As it stands, council tax is levied based on estimates of what property values would have been in April 1991, making it “probably about the most broken tax we have in Scotland”, Dalzell said.
READ MORE: Taxing the land not the buildings: How a land tax could work in Scotland
Council tax is also currently levied based on “bands”, with more expensive properties in higher bands. However, as many as half of all Scottish properties are thought to be in the wrong bands, and there is very limited flexibility at the higher ends.
Dalzell said: “If you take an example of a £70,000 Band A house, your council tax is probably about £850 a year. If you've got a £700k house in Band G, you're only paying just over £3000 a year, 3.5 times as much.
“If you have a £7 million house, 100 times the value of that Band A house, you're still only paying 3.5 times as much council tax. It's a ludicrous situation.”
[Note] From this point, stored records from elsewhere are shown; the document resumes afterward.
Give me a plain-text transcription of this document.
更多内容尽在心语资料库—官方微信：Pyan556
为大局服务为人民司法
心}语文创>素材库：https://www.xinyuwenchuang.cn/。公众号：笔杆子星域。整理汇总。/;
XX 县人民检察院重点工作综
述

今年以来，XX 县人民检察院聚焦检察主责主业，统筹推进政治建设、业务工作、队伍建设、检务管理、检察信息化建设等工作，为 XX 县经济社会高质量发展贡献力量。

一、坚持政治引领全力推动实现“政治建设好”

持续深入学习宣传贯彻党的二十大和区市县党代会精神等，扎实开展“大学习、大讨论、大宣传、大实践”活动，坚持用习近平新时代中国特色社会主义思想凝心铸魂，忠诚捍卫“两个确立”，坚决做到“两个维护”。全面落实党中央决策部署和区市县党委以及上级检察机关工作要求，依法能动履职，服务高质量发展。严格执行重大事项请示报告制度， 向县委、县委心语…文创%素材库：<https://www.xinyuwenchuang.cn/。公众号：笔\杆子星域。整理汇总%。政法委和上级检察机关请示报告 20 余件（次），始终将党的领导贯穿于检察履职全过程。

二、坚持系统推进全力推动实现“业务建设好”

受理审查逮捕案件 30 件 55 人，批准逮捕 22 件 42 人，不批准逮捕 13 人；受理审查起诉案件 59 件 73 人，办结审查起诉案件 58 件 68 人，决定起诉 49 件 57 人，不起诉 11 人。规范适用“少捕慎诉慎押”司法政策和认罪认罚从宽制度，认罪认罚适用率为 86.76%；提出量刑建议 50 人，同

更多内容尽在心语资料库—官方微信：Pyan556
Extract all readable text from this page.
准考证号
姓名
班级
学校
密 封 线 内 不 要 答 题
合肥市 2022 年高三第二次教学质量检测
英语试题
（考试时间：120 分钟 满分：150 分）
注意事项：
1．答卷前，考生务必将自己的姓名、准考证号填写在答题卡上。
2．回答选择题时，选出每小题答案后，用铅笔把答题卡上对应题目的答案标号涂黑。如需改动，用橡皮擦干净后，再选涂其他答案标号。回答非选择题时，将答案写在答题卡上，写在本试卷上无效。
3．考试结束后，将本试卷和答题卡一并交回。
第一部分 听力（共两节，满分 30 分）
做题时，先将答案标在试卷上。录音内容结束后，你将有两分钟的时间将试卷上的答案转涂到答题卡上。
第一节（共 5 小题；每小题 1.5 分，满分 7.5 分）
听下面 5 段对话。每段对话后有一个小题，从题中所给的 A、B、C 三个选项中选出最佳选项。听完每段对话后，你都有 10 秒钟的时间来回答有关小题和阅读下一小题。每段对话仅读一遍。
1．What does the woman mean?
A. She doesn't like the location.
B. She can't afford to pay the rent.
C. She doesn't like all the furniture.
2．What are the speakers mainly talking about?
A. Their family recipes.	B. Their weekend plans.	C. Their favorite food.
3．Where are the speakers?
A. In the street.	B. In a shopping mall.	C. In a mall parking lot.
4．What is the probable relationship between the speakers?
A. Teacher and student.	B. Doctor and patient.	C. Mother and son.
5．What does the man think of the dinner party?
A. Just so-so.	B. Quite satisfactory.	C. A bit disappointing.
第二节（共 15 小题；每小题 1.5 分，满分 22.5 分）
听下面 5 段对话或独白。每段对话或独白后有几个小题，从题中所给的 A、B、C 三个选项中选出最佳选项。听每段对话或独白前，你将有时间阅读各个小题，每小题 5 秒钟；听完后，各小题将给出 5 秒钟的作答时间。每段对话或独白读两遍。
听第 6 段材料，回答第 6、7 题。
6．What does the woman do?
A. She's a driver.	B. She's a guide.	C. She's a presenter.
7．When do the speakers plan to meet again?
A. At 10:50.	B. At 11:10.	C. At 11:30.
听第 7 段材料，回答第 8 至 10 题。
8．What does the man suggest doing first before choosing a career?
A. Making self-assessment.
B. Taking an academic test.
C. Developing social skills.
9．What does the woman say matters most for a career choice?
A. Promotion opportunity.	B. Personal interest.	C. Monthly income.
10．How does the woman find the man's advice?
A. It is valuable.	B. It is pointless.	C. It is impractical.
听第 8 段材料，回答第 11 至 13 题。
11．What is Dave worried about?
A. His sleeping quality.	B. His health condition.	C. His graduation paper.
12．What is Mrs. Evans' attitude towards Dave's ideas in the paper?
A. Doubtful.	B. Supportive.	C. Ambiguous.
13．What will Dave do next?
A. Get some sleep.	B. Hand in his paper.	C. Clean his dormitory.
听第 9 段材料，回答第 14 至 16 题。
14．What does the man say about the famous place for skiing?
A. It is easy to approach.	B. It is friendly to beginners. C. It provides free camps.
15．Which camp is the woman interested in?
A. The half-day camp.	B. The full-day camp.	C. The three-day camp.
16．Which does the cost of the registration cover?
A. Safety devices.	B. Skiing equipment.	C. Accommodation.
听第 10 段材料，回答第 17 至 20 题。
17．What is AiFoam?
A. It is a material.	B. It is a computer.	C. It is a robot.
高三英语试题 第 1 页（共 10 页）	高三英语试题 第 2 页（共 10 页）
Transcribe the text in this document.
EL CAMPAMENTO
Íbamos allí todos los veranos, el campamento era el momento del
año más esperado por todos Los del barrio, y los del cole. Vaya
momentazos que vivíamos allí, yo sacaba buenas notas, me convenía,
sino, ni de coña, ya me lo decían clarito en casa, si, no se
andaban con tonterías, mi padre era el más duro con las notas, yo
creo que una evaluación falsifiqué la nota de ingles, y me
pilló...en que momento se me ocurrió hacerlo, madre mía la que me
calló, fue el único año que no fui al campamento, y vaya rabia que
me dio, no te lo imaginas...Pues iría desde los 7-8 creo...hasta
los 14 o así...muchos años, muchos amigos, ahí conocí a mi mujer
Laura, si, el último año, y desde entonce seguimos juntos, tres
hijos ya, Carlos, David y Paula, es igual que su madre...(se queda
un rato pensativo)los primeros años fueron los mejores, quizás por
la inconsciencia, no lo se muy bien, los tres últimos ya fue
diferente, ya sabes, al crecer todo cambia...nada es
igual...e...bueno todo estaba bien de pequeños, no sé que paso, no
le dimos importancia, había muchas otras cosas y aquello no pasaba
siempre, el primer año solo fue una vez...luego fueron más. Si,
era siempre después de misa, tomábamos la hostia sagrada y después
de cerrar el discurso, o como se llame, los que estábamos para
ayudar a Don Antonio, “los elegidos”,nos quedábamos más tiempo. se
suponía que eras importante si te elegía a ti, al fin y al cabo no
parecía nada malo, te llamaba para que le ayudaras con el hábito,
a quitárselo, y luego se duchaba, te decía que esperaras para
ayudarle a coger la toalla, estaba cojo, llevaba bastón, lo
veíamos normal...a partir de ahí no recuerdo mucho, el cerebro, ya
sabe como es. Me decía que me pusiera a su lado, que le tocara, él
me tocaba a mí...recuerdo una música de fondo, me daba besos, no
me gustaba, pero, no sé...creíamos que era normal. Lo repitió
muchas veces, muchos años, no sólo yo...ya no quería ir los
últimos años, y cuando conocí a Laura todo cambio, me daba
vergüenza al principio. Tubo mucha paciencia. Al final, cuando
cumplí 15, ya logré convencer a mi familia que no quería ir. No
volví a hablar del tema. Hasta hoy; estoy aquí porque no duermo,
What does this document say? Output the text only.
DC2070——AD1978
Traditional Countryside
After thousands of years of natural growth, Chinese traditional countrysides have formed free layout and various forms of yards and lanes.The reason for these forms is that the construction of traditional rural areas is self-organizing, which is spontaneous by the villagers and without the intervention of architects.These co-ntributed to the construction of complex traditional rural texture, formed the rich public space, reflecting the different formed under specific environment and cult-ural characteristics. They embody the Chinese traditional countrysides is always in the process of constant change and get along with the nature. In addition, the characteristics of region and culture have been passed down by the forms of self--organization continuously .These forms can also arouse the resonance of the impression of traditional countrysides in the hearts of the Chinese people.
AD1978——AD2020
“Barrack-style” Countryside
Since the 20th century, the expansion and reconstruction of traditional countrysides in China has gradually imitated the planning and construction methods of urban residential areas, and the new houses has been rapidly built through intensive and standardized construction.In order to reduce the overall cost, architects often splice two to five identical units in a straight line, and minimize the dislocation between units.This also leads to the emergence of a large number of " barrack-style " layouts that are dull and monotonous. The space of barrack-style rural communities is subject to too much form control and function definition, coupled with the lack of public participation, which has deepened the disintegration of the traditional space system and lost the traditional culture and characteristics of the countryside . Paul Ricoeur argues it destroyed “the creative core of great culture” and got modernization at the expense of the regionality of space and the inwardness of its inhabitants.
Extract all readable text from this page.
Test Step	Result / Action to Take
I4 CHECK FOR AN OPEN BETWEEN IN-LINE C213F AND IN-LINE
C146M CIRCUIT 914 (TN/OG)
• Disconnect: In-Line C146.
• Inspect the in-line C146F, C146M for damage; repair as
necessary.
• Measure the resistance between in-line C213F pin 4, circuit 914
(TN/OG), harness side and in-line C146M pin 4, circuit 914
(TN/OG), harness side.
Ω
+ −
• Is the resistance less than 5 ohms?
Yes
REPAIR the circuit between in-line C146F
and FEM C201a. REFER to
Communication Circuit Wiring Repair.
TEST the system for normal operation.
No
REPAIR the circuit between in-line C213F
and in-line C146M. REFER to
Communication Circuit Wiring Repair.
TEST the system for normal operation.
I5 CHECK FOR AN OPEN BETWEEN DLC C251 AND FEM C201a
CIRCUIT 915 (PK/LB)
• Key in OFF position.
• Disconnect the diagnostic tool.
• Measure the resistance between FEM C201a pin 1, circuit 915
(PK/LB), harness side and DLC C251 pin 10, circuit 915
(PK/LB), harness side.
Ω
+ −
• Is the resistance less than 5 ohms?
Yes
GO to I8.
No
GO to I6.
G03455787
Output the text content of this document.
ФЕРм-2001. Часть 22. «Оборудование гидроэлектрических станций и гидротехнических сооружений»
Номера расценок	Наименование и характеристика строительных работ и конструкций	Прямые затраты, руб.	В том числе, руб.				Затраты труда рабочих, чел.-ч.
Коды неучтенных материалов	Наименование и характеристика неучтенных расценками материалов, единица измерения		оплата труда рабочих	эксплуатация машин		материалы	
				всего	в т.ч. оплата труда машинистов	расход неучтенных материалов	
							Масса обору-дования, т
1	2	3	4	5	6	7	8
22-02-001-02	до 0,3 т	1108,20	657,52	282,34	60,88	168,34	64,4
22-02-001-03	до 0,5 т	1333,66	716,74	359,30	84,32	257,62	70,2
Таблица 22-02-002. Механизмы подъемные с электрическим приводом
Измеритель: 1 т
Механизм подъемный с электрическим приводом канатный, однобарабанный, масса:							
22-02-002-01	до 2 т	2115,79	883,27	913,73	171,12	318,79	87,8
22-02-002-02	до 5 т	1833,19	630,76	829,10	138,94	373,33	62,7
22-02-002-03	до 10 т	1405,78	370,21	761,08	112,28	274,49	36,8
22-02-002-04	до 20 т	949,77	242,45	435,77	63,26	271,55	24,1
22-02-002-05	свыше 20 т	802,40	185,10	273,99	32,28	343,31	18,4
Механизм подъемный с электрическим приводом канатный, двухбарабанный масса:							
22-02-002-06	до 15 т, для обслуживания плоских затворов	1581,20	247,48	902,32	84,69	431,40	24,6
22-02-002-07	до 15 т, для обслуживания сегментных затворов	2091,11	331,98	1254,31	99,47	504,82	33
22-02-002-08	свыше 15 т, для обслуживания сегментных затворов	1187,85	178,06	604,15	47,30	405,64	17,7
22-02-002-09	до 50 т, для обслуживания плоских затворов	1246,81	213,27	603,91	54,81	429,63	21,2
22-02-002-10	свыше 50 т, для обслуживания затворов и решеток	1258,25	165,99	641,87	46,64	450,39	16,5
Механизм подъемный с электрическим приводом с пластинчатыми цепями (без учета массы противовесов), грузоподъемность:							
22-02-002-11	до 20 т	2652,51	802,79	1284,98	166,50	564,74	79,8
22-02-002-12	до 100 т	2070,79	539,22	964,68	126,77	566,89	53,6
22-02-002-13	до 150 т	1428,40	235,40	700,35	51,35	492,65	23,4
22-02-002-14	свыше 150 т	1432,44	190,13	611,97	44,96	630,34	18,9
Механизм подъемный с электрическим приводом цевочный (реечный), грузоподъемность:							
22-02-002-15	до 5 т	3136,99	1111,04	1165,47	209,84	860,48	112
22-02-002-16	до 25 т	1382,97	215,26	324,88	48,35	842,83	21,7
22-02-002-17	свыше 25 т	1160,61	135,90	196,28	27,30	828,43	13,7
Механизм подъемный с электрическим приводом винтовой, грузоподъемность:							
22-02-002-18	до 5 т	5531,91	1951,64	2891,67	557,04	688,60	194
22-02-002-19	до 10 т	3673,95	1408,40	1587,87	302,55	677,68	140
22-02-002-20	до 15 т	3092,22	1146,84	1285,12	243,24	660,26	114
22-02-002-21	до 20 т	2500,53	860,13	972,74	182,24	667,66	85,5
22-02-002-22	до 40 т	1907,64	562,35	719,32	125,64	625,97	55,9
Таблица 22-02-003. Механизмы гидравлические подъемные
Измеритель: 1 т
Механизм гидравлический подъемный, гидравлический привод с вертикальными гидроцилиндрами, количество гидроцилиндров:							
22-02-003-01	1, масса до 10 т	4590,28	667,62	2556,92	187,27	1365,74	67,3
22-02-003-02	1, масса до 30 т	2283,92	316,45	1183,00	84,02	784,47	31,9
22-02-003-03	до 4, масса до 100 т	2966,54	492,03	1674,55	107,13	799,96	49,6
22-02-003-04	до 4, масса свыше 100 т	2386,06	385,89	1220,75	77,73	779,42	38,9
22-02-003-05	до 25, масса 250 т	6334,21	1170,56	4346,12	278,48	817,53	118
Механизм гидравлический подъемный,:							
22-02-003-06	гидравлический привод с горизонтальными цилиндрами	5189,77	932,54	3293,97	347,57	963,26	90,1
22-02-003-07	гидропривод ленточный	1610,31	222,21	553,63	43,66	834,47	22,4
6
By way of replacement, Common Weal first proposed a 0.63% property value tax rate in a paper in 2021. Dalzell said it would mean a tax cut for around 80% of Scots.
“To put that in proper numbers, if you had a £100k house, then your council tax, your property tax, would be £630 a year,” he explained.
“If you had a £70k house in Band A that is currently paying £850 council tax, you'd actually under our system be paying more like £440.
“Those bigger houses, a £700k house would be paying £4500. A £7m house would be paying £44k a year in property tax under our system, which is how it remains revenue neutral.
“You'd have the people in the really, really big houses paying a substantially larger sum for that privilege.”
READ MORE: Lack of local tax reform 'one of Holyrood's biggest failures', Patrick Harvie says
He went on: “The break-even point we found is actually something like – it's difficult to say because of the misbanding issues – but something like a house worth about £400k in Band G would pay about the same as they currently do in council tax under our system.
“So that means about 80% of households in Scotland would get a tax cut.”
Asked how price valuations could work, especially for people who live in the same place for decades – or even their whole life – Dalzell said there were many workarounds but in “countries that have this kind of tax, like Denmark, Estonia, you have periodic updates” of value.
He argued that a valuation system would be fairer as it could also take into account land – and doing so locally would circumvent any issues with devolution.
Dalzell said: “The council tax already taxes your garden. What it doesn't do is tax the shooting estate you own up in the hill. So what we would do is just take that property tax and extend it to the shooting estate.
“As for the local aspect, that's probably the only way to do it. Under the current settlement, the Scottish Government has very limited powers to to introduce a new national tax, especially if it doesn't have the permission from Westminster to do it.
READ MORE: How do other countries do council tax?
“But the Scotland Act explicitly allows local taxes to be introduced so long as the revenue for those taxes fund local services. As long as the money doesn't go to Holyrood, as long as the money stays in the local authority, we can create as many taxes as we like.”
With the next Holyrood elections around 18 months away, it may be too late in the day for the current SNP Government to make a move on the issue – despite pledges dating back to before they first took power in 2007.
The 2021 Holyrood election saw the party, then under Nicola Sturgeon, elected with a pledge to form a “Citizens’ Assembly” to discuss a way forward for council tax. But nothing has yet materialised.
Dalzell said: “It's even ludicrous that we're still talking about what is the case for reforming council tax. We won that argument 20-odd years ago. But we're still here, we're still talking about it, we're just desperately waiting for the Scottish Government to do it.”